Talk us through your ideal Sunday morning? Running on Watership Down with Slipper & then into my studio for the rest of the day.
Do you have any habits whilst working in your studio? Listening to music or the radio but nothing that will interfere too much with my headspace.
If you could get private plane just for the day, where would you go? Back to Afghanistan; I was there in 2011. It’s an astoundingly beautiful country, wild & dramatic with a rich complex history. I met some totally crazy, wonderful people like Jason Howe a conflict photographer, living in Kabul.
Who inspires you most? My mother, she’s resilient, selfless, open-minded & really good fun.

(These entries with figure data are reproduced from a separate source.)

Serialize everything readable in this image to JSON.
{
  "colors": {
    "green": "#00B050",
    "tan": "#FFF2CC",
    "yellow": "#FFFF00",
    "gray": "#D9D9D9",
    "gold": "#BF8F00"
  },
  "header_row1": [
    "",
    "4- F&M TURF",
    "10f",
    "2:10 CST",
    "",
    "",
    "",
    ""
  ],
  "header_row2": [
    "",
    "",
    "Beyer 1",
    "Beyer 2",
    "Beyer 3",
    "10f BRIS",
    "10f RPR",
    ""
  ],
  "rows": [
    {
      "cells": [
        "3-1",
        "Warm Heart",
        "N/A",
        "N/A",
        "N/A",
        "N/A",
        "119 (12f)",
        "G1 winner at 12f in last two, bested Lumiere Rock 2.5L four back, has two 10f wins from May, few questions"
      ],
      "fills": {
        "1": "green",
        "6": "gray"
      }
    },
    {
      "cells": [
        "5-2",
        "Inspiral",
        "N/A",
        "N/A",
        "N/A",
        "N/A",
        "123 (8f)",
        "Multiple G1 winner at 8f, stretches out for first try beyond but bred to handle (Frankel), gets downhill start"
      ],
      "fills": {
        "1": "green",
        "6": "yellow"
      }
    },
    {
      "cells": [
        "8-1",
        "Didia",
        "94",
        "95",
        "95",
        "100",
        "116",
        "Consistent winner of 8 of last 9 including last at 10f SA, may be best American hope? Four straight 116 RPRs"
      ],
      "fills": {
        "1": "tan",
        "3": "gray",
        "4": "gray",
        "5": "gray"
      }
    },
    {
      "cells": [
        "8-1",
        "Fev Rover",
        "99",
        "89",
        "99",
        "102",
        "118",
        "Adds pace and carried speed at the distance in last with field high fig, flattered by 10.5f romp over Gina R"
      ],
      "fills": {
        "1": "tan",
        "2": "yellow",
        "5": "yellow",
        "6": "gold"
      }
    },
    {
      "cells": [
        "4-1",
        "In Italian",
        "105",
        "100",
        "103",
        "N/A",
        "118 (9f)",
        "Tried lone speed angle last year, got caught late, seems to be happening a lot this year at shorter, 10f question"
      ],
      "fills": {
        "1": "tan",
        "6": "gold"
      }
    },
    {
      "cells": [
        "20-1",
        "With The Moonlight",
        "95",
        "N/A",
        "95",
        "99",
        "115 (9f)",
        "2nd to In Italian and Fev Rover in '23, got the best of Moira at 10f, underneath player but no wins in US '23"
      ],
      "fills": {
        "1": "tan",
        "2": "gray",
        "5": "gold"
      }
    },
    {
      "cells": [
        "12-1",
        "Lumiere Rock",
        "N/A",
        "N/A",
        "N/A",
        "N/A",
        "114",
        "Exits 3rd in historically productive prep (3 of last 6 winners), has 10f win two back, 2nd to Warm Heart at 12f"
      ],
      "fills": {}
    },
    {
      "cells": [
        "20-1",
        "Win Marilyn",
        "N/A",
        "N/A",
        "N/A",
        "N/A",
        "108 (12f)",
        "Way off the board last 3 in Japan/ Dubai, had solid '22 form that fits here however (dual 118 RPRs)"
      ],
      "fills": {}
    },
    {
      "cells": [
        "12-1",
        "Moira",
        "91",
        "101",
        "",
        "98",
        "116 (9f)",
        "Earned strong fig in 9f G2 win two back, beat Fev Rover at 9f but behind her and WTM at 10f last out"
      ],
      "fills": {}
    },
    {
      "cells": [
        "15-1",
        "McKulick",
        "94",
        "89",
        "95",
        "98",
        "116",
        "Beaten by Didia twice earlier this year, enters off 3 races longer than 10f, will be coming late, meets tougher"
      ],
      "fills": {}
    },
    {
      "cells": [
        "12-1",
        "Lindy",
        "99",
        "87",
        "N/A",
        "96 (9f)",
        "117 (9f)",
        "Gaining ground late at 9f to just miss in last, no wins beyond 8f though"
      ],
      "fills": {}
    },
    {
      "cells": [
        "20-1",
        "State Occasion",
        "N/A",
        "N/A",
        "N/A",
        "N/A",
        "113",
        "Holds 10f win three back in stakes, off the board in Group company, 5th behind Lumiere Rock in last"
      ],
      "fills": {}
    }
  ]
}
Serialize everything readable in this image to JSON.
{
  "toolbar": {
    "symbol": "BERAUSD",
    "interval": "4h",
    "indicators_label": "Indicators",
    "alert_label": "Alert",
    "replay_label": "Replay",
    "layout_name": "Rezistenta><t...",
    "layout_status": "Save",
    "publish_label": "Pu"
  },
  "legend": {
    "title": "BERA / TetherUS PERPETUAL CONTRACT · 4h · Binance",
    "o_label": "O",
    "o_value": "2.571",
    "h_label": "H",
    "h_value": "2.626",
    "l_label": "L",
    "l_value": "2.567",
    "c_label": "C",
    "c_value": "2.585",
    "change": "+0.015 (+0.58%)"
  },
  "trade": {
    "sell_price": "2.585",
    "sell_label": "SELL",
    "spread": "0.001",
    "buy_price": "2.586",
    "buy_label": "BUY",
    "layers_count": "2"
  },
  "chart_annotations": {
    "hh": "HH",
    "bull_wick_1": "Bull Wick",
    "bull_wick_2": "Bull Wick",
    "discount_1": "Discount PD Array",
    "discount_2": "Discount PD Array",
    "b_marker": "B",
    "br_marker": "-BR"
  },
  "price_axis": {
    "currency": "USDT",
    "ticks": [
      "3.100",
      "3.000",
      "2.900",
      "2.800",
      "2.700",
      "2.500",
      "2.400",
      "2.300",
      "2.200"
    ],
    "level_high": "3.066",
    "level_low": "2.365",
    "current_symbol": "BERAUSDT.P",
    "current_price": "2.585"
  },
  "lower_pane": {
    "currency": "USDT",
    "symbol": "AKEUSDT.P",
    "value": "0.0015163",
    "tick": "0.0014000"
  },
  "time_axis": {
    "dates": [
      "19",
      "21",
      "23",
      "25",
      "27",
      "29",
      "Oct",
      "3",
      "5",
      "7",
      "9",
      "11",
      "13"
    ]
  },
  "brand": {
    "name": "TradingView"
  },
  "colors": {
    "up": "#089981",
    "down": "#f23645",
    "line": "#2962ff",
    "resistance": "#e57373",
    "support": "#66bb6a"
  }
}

What was the last song you listened to? Courage by Villagers
Where is your happy place? Up on the gallops just above where I live on Watership Down. Until recently I rode out for racehorse trainer Andrew Balding. It’s exhilarating working the horses early in the morning on the gallops & the views up there are breathtaking.

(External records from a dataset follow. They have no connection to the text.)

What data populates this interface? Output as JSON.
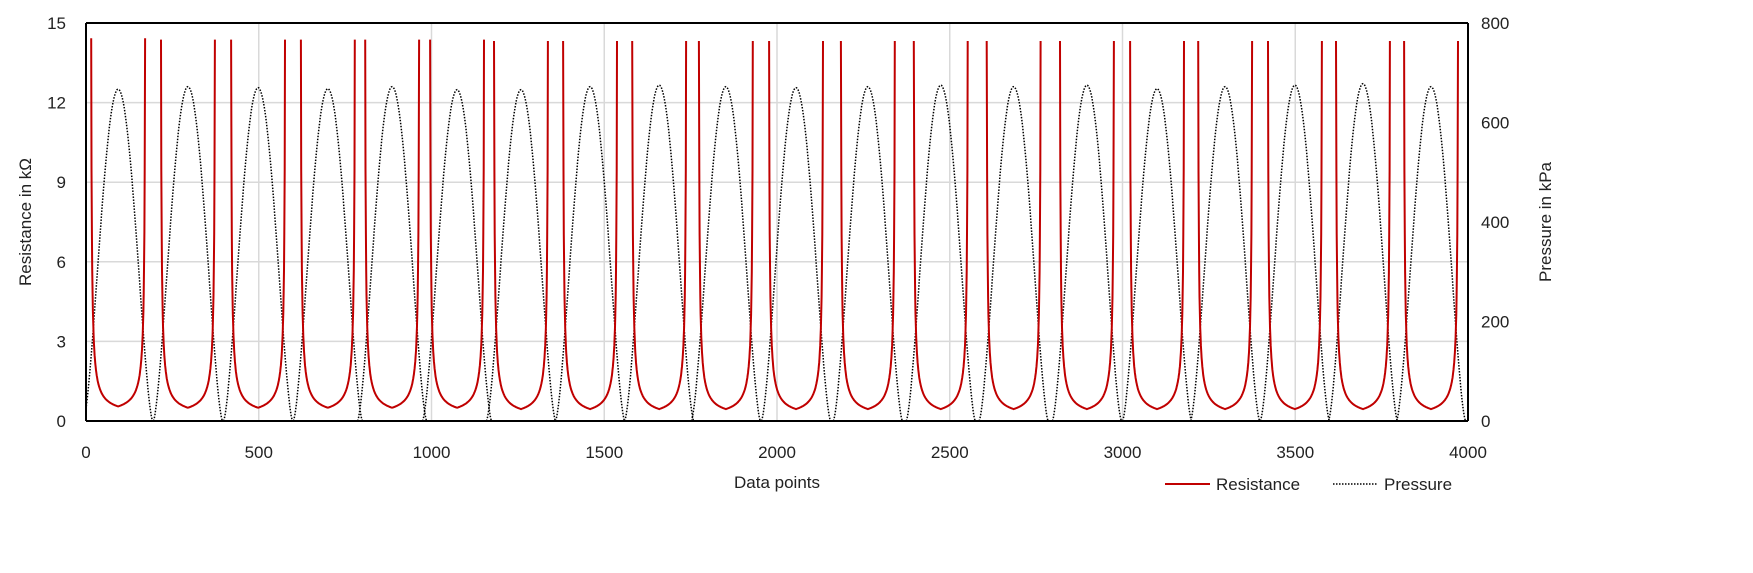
{
  "chart_data": {
    "type": "line",
    "title": "",
    "xlabel": "Data points",
    "ylabel": "Resistance in kΩ",
    "y2label": "Pressure in kPa",
    "xlim": [
      0,
      4000
    ],
    "ylim": [
      0,
      15
    ],
    "y2lim": [
      0,
      800
    ],
    "xticks": [
      "0",
      "500",
      "1000",
      "1500",
      "2000",
      "2500",
      "3000",
      "3500",
      "4000"
    ],
    "yticks": [
      "0",
      "3",
      "6",
      "9",
      "12",
      "15"
    ],
    "y2ticks": [
      "0",
      "200",
      "400",
      "600",
      "800"
    ],
    "grid": true,
    "legend_position": "bottom-right",
    "series": [
      {
        "name": "Resistance",
        "color": "#c00000",
        "style": "solid",
        "axis": "left"
      },
      {
        "name": "Pressure",
        "color": "#000000",
        "style": "dotted",
        "axis": "right"
      }
    ],
    "cycle_half_width_points": 100,
    "resistance_half_window_points": 78,
    "cycles": [
      {
        "peak_point": 93,
        "peak_pressure_kPa": 667,
        "min_resistance_kohm": 0.55
      },
      {
        "peak_point": 295,
        "peak_pressure_kPa": 672,
        "min_resistance_kohm": 0.5
      },
      {
        "peak_point": 498,
        "peak_pressure_kPa": 670,
        "min_resistance_kohm": 0.5
      },
      {
        "peak_point": 700,
        "peak_pressure_kPa": 668,
        "min_resistance_kohm": 0.5
      },
      {
        "peak_point": 886,
        "peak_pressure_kPa": 672,
        "min_resistance_kohm": 0.5
      },
      {
        "peak_point": 1074,
        "peak_pressure_kPa": 666,
        "min_resistance_kohm": 0.5
      },
      {
        "peak_point": 1259,
        "peak_pressure_kPa": 666,
        "min_resistance_kohm": 0.45
      },
      {
        "peak_point": 1459,
        "peak_pressure_kPa": 672,
        "min_resistance_kohm": 0.45
      },
      {
        "peak_point": 1659,
        "peak_pressure_kPa": 675,
        "min_resistance_kohm": 0.45
      },
      {
        "peak_point": 1852,
        "peak_pressure_kPa": 672,
        "min_resistance_kohm": 0.45
      },
      {
        "peak_point": 2055,
        "peak_pressure_kPa": 670,
        "min_resistance_kohm": 0.45
      },
      {
        "peak_point": 2263,
        "peak_pressure_kPa": 672,
        "min_resistance_kohm": 0.45
      },
      {
        "peak_point": 2474,
        "peak_pressure_kPa": 675,
        "min_resistance_kohm": 0.45
      },
      {
        "peak_point": 2685,
        "peak_pressure_kPa": 672,
        "min_resistance_kohm": 0.45
      },
      {
        "peak_point": 2897,
        "peak_pressure_kPa": 675,
        "min_resistance_kohm": 0.45
      },
      {
        "peak_point": 3100,
        "peak_pressure_kPa": 668,
        "min_resistance_kohm": 0.45
      },
      {
        "peak_point": 3297,
        "peak_pressure_kPa": 672,
        "min_resistance_kohm": 0.45
      },
      {
        "peak_point": 3499,
        "peak_pressure_kPa": 675,
        "min_resistance_kohm": 0.45
      },
      {
        "peak_point": 3696,
        "peak_pressure_kPa": 678,
        "min_resistance_kohm": 0.45
      },
      {
        "peak_point": 3893,
        "peak_pressure_kPa": 672,
        "min_resistance_kohm": 0.45
      }
    ]
  }
}
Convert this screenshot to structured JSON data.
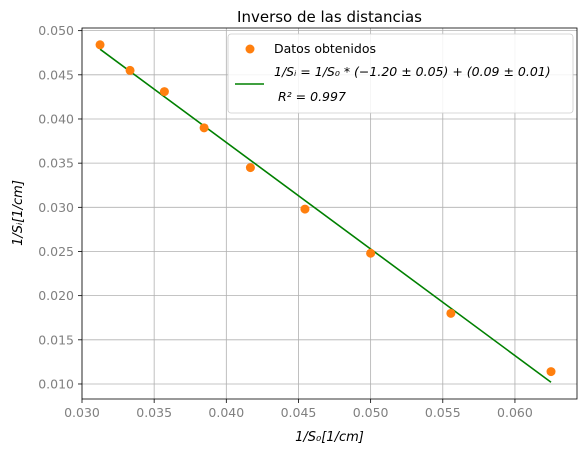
{
  "chart_data": {
    "type": "scatter",
    "title": "Inverso de las distancias",
    "xlabel": "1/S₀[1/cm]",
    "ylabel": "1/Sᵢ[1/cm]",
    "xlim": [
      0.03,
      0.0643
    ],
    "ylim": [
      0.0083,
      0.0503
    ],
    "grid": true,
    "legend_position": "top-right",
    "x_ticks": [
      0.03,
      0.035,
      0.04,
      0.045,
      0.05,
      0.055,
      0.06
    ],
    "x_tick_labels": [
      "0.030",
      "0.035",
      "0.040",
      "0.045",
      "0.050",
      "0.055",
      "0.060"
    ],
    "y_ticks": [
      0.01,
      0.015,
      0.02,
      0.025,
      0.03,
      0.035,
      0.04,
      0.045,
      0.05
    ],
    "y_tick_labels": [
      "0.010",
      "0.015",
      "0.020",
      "0.025",
      "0.030",
      "0.035",
      "0.040",
      "0.045",
      "0.050"
    ],
    "series": [
      {
        "name": "Datos obtenidos",
        "kind": "scatter",
        "color": "#ff7f0e",
        "x": [
          0.03125,
          0.03333,
          0.03571,
          0.03846,
          0.04167,
          0.04545,
          0.05,
          0.05556,
          0.0625
        ],
        "y": [
          0.0484,
          0.0455,
          0.0431,
          0.039,
          0.0345,
          0.0298,
          0.0248,
          0.018,
          0.0114
        ]
      },
      {
        "name": "1/Sᵢ = 1/S₀ * (−1.20 ± 0.05) + (0.09 ± 0.01)",
        "name_line2": "R² = 0.997",
        "kind": "line",
        "color": "#008000",
        "x": [
          0.03125,
          0.0625
        ],
        "y": [
          0.0479,
          0.0102
        ]
      }
    ]
  }
}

Can you remember the first work of art that moved you? On first seeing Joseph Beuy’s installation “The End of The Twentieth Century in the Tate”, I was utterly baffled.
What is it about that piece that spoke to you? It‘s monumental scale inspired me; it’s elemental & primordial. It alludes to the tragedy of two world wars. It speaks of healing, regeneration & the end of an old world & the birth of a new ecologically conscious one.
What role do you think art plays in our daily life? Picasso said “the purpose of art is washing the dust of daily life off our souls”. Art pushes us out of our comfort zone & illuminates that which has been hidden from us.
And last but not least, if you could describe yourself in one sentence, what would it be? Unrealistically optimistic; a dreamer…Very much dominated by the right hemisphere.